Личная жизнь писателя Томаса Манна и творчество этого писателя – одно и то же. При этом вопрос, терзавший самого писателя и, естественно, его персонажей, лейтмотив многих его произведений, попросту можно передать так: быть художником значит обречь себя на аскетизм и самозабвение в самом что ни на есть непосредственном значении этого слова, а ведь, кроме творческих экстазов, хочется еще добропорядочной, добротной жизни, быть человеком, плотно и уверенно стоящим на ногах. Как совместить эти два столь противоположные начала? Именно поэтому идеалом для Томаса Манна стал Гете – величайший поэт, а с другой стороны, важный тайный советник фон Гете, веймарский министр и придворный. Это очень трудно совмещающиеся вещи. Манн был одержим образом Гете, у него есть повесть, посвященная Гете – она называется «Лотта в Веймаре». Когда Манна изображали на карикатурах, его чаще всего рисовали в облике Гете. Про историю женитьбы тридцатилетнего, уже сложившегося писателя, я буду рассказывать вам позже, в связи с романом «Королевское высочество», но хочу сказать, что и женитьба его, одна и на всю жизнь, в отличие от похождений Генриха, была связана с вполне буржуазным тяготением к дому и устоям. У него и дети родились, как он хотел, шестеро, три мальчика и три девочки. Он творил свою жизнь и свои книги согласно плану, и Генрих ошибался, когда говорил, что все это продукт расчета, это – продукт вдохновенного расчета. Томас Манн – человек редчайшей чувствительности и интеллектуальной тонкости, но сбить его с ног было нельзя, он имел продуманные убеждения и отлично знал себе цену. (Кстати, таким же был на дух Манна не переносивший Владимир Набоков.)

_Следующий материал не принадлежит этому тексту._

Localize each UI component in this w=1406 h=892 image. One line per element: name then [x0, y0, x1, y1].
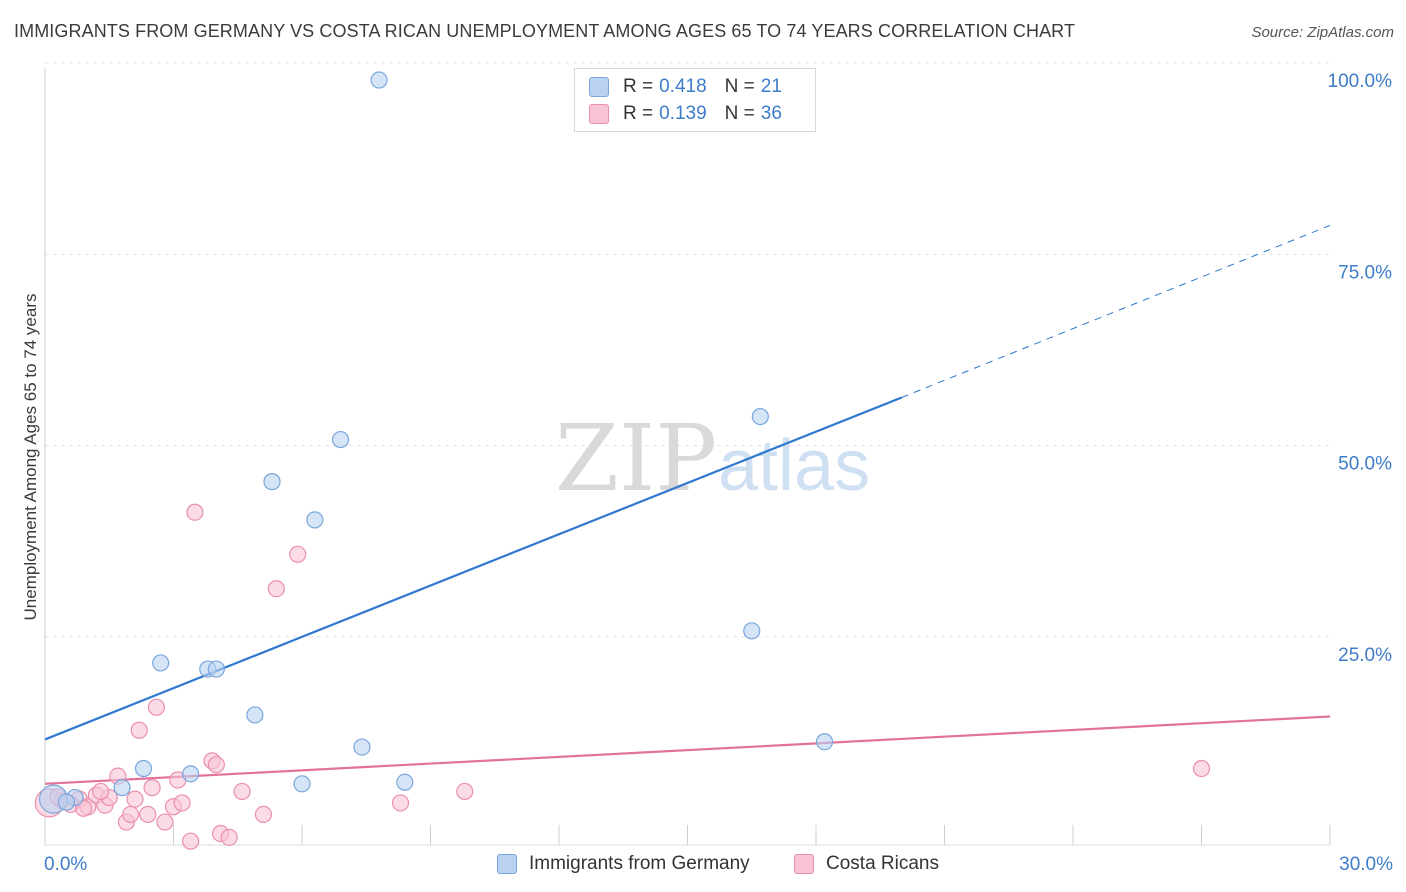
point-costa-rica — [156, 813, 174, 831]
point-germany — [246, 706, 264, 724]
point-germany — [263, 473, 281, 491]
legend-row-costa-rica: R = 0.139 N = 36 — [589, 102, 800, 126]
point-germany — [370, 71, 388, 89]
point-germany — [815, 733, 834, 751]
legend-n-label: N = — [724, 76, 755, 97]
point-germany — [743, 622, 761, 640]
point-germany — [57, 793, 76, 811]
point-costa-rica — [186, 503, 204, 521]
point-germany — [113, 779, 131, 797]
x-tick-label: 0.0% — [44, 854, 87, 875]
legend-n-value: 21 — [760, 76, 782, 97]
watermark: ZIP atlas — [555, 405, 870, 512]
y-tick-label: 75.0% — [1338, 262, 1392, 283]
point-germany — [293, 775, 311, 793]
legend-label-germany: Immigrants from Germany — [529, 853, 750, 874]
point-germany — [207, 660, 225, 678]
series-legend-germany[interactable]: Immigrants from Germany — [497, 852, 750, 876]
trend-line-costa-rica — [44, 715, 1331, 785]
gridlines — [45, 62, 1330, 638]
trend-lines — [44, 224, 1331, 785]
correlation-legend: R = 0.418 N = 21 R = 0.139 N = 36 — [574, 68, 816, 132]
legend-r-value: 0.139 — [659, 103, 707, 124]
legend-swatch-germany — [589, 77, 609, 97]
trend-line-germany-extension — [901, 224, 1331, 398]
legend-swatch-costa-rica — [589, 104, 609, 124]
point-costa-rica — [289, 545, 307, 563]
x-tick-label: 30.0% — [1339, 854, 1393, 875]
point-costa-rica — [130, 721, 148, 739]
series-legend-costa-rica[interactable]: Costa Ricans — [794, 852, 939, 876]
axes — [44, 68, 1331, 846]
point-costa-rica — [456, 782, 474, 801]
point-germany — [353, 738, 371, 756]
legend-label-costa-rica: Costa Ricans — [826, 853, 939, 874]
point-germany — [152, 654, 170, 672]
point-costa-rica — [233, 782, 251, 801]
legend-n-label: N = — [724, 103, 755, 124]
point-costa-rica — [220, 828, 238, 846]
point-costa-rica — [92, 782, 110, 801]
legend-r-value: 0.418 — [659, 76, 707, 97]
y-tick-label: 100.0% — [1328, 71, 1393, 92]
y-tick-label: 25.0% — [1338, 645, 1392, 666]
source-label: Source: ZipAtlas.com — [1251, 24, 1394, 41]
point-costa-rica — [147, 698, 165, 716]
point-costa-rica — [173, 794, 191, 812]
trend-line-germany — [44, 396, 903, 741]
point-costa-rica — [207, 756, 225, 774]
y-tick-label: 50.0% — [1338, 454, 1392, 475]
point-costa-rica — [267, 580, 285, 598]
point-costa-rica — [143, 779, 161, 797]
legend-n-value: 36 — [760, 103, 782, 124]
point-germany — [134, 759, 153, 778]
watermark-zip: ZIP — [555, 405, 717, 512]
point-costa-rica — [1192, 759, 1211, 778]
chart-title: IMMIGRANTS FROM GERMANY VS COSTA RICAN U… — [14, 21, 1076, 41]
point-germany — [182, 765, 200, 783]
point-germany — [751, 408, 769, 426]
point-germany — [306, 511, 324, 529]
legend-r-label: R = — [623, 103, 654, 124]
point-costa-rica — [254, 805, 273, 824]
tick-labels: 25.0% 50.0% 75.0% 100.0% 0.0% 30.0% — [44, 71, 1393, 875]
data-points — [34, 71, 1211, 850]
legend-r-label: R = — [623, 76, 654, 97]
y-axis-label: Unemployment Among Ages 65 to 74 years — [21, 294, 40, 621]
point-costa-rica — [182, 832, 200, 850]
point-costa-rica — [391, 794, 410, 812]
watermark-atlas: atlas — [718, 426, 870, 506]
point-costa-rica — [126, 790, 144, 808]
legend-swatch-costa-rica — [794, 854, 814, 874]
legend-row-germany: R = 0.418 N = 21 — [589, 75, 800, 99]
point-germany — [331, 430, 350, 449]
point-costa-rica — [139, 805, 157, 824]
legend-swatch-germany — [497, 854, 517, 874]
point-costa-rica — [122, 805, 140, 824]
point-germany — [396, 773, 414, 791]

Когда к власти пришел Гитлер, Томас Манн относительно быстро разобрался в том, что этот субъект собой представляет. Естественно, его книги стали сжигать на площадях, его отрешили от всех почетных званий и принудили к эмиграции в Соединенные Штаты, где собрались в годы войны сливки немецкой интеллигенции. Позже во времена маккартизма и охоты на ведьм, Манн переехал в Швейцарию. В Германию он никогда не вернулся, хотя весьма представительная группа немцев выдвигала его на пост президента послевоенной Германии. А еще это был человек, которому писание давалось с флоберовскими муками, и каждое утро, садясь за стол, он корчился от болей в желудке. Это был человек, который одновременно до такой степени понимал, какова будет посмертная история его произведений, что не написал, в простоте души, непосредственно и необдуманно ни единого слова, он и все письма писал, прекрасно понимая, что они будут опубликованы. Исключение составляет огромный дневник, – некоторые тетради, впрочем, были самим автором сожжены – который начал публиковаться после смерти старшей дочери Эрики, по личным причинам препятствовавшей публикации.